1) Libyan supplies are unexpected to return to world market in 2011: Considering the civil war and political tensions which means that 1.5 mn barrels per day would be out of supply from the market for a longer time.
As of today, the cumulative loss of Libyan output since the start of the civil war amounts to 233 mb, nearly four times the amount released by the IEA and almost a third of the total size of the US Strategic Petroleum Reserve. The absence of Libya has allowed Saudi Arabia to move its output above 9.5 mb/d and to eye 10 mb/d, without to date having to run any risk of oversupplying the market.
2) OPEC may not sell below breakeven: In 2008 when prices crashed to below $70 there was a strong compulsion on the part of OPEC to allow price to go below breakeven levels to kick start demand in consuming economies as they slid into recession. The present underlying issue for recessionary trends is caused by sovereign debt while Saudi Arabia and much of OPEC member nations. Barclays Capital said that it is very unlikely that Saudi Arabia will feel the need to sacrifice revenues to sell below breakeven levels.
3) No major demand crash expected: Barclays Capital points out there was a massive fall in US oil demand in 2008 September at 2.56 mn b/d on year-on-year basis and OECD oil demand fell 3.9 mn b/d in November 2008. In 2011 there are no projections or expectations of any falls in demand of that severity or anywhere close. Yes, US oil demand has weakened , but the damage has been contained to falls of 0.5 mb/d, not 2.5 mb/d. Considering demand for the main oil products,
4) Call on OPEC still rising: Even after a fairly sharp paring in estimates of oil demand growth, we are still forecasting a call on OPEC crude and inventories of 30.3 mb/d in Q3 and 30.5 mb/d in Q4). OPEC crude output in Q2 amounted to just 29.5 mb/d. In other words, we could cut our H2 demand estimates by a further 1 mb/d before OPEC even needed to cut anything if it wished to avoid an overall inventory build. To justify the scale of cut that OPEC made in 2008/9, H2 demand would have to be lower than the current forecast by 4 mb/d. The macroeconomic concern at the moment is of frustratingly low growth and more austerity, but not yet the sort of economic implosion that could produce a 4 mb/d fall in oil demand across all of H2. The call on OPEC in H2 that is larger than OPEC output in Q2. While another round of monthly reports due in the next week is likely to cut that gap, we doubt that it will remove it completely, particularly in the case of the IEA projections. We expect that the IEA will still think that OPEC should be adding oil the market, precisely at the time when OPEC thinks it should be taking oil away. That combination seems unlikely to be associated with any price collapse that could be sustained. In short, current fundamentals appear to be a far cry from those that drove the 2008/9 cycle, Barclays Capital said in the analysis.

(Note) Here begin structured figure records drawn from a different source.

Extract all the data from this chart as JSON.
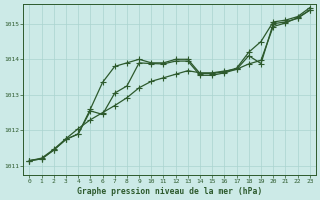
{
  "xlabel": "Graphe pression niveau de la mer (hPa)",
  "x_ticks": [
    0,
    1,
    2,
    3,
    4,
    5,
    6,
    7,
    8,
    9,
    10,
    11,
    12,
    13,
    14,
    15,
    16,
    17,
    18,
    19,
    20,
    21,
    22,
    23
  ],
  "ylim": [
    1010.75,
    1015.55
  ],
  "xlim": [
    -0.5,
    23.5
  ],
  "yticks": [
    1011,
    1012,
    1013,
    1014,
    1015
  ],
  "background_color": "#cceae7",
  "grid_color": "#aad4d0",
  "line_color": "#2d5a2d",
  "line1": [
    1011.15,
    1011.2,
    1011.45,
    1011.75,
    1011.9,
    1012.6,
    1013.35,
    1013.8,
    1013.9,
    1014.0,
    1013.9,
    1013.9,
    1014.0,
    1014.0,
    1013.6,
    1013.6,
    1013.65,
    1013.75,
    1014.2,
    1014.5,
    1015.05,
    1015.1,
    1015.2,
    1015.45
  ],
  "line2": [
    1011.15,
    1011.2,
    1011.45,
    1011.75,
    1011.9,
    1012.55,
    1012.45,
    1013.05,
    1013.25,
    1013.9,
    1013.88,
    1013.87,
    1013.95,
    1013.95,
    1013.55,
    1013.55,
    1013.62,
    1013.72,
    1014.1,
    1013.88,
    1015.0,
    1015.05,
    1015.15,
    1015.38
  ],
  "line3": [
    1011.15,
    1011.22,
    1011.47,
    1011.77,
    1012.05,
    1012.3,
    1012.5,
    1012.7,
    1012.92,
    1013.2,
    1013.38,
    1013.48,
    1013.58,
    1013.68,
    1013.62,
    1013.62,
    1013.67,
    1013.72,
    1013.87,
    1013.97,
    1014.92,
    1015.02,
    1015.17,
    1015.38
  ],
  "marker_size": 2.2,
  "linewidth": 0.9,
  "tick_fontsize": 4.5,
  "label_fontsize": 5.8
}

5)The cycle repeats itself: During downswings below breakeven levels renewable economics and also oil sand economics began to break, and the whoe supply-side reaction led much of the market to conclude that $100 per barrel for the back of the curve was now the new normal, and below that would represent low prices. The oil industry’s ability to cope with lower prices without damaging future supply is limited On the demand side, lower prices fed into a sharp global demand upswing, leading to the fastest demand growth for 30 years, with demand growth in 2010 running at least twice as fast, and perhaps three times as fast, as the maximum the supply side could cope with into the medium term, Barclays Capital noted.
Spare capacity of 6.5 mb/d quickly became spare capacity of just 2.5 mb/d. The lesson of the last cycle is that the further prices are forced below $90 and the longer they stay there, the faster the market tightens in the upswing. During that last downswing we wrote that we did not believe prices could be sustained into the medium term below $90. In the final analysis we believe that proved to be correct, prices could move below $90 but they could not be sustained below that level. Since then, cost inflation has returned and, as noted above, producer aspirations have moved upwards by some $20. We thus feel even more confident this time to reiterate that 2008 view that prices are not sustainable below $90 per barrel because of the associated damage to supply and the stoking up of demand that prices below that level represent. Indeed, in this particular aspect we suspect that $100 for Brent is probably the new $90 in terms of what is a sustainable price, Barclays Capital report said.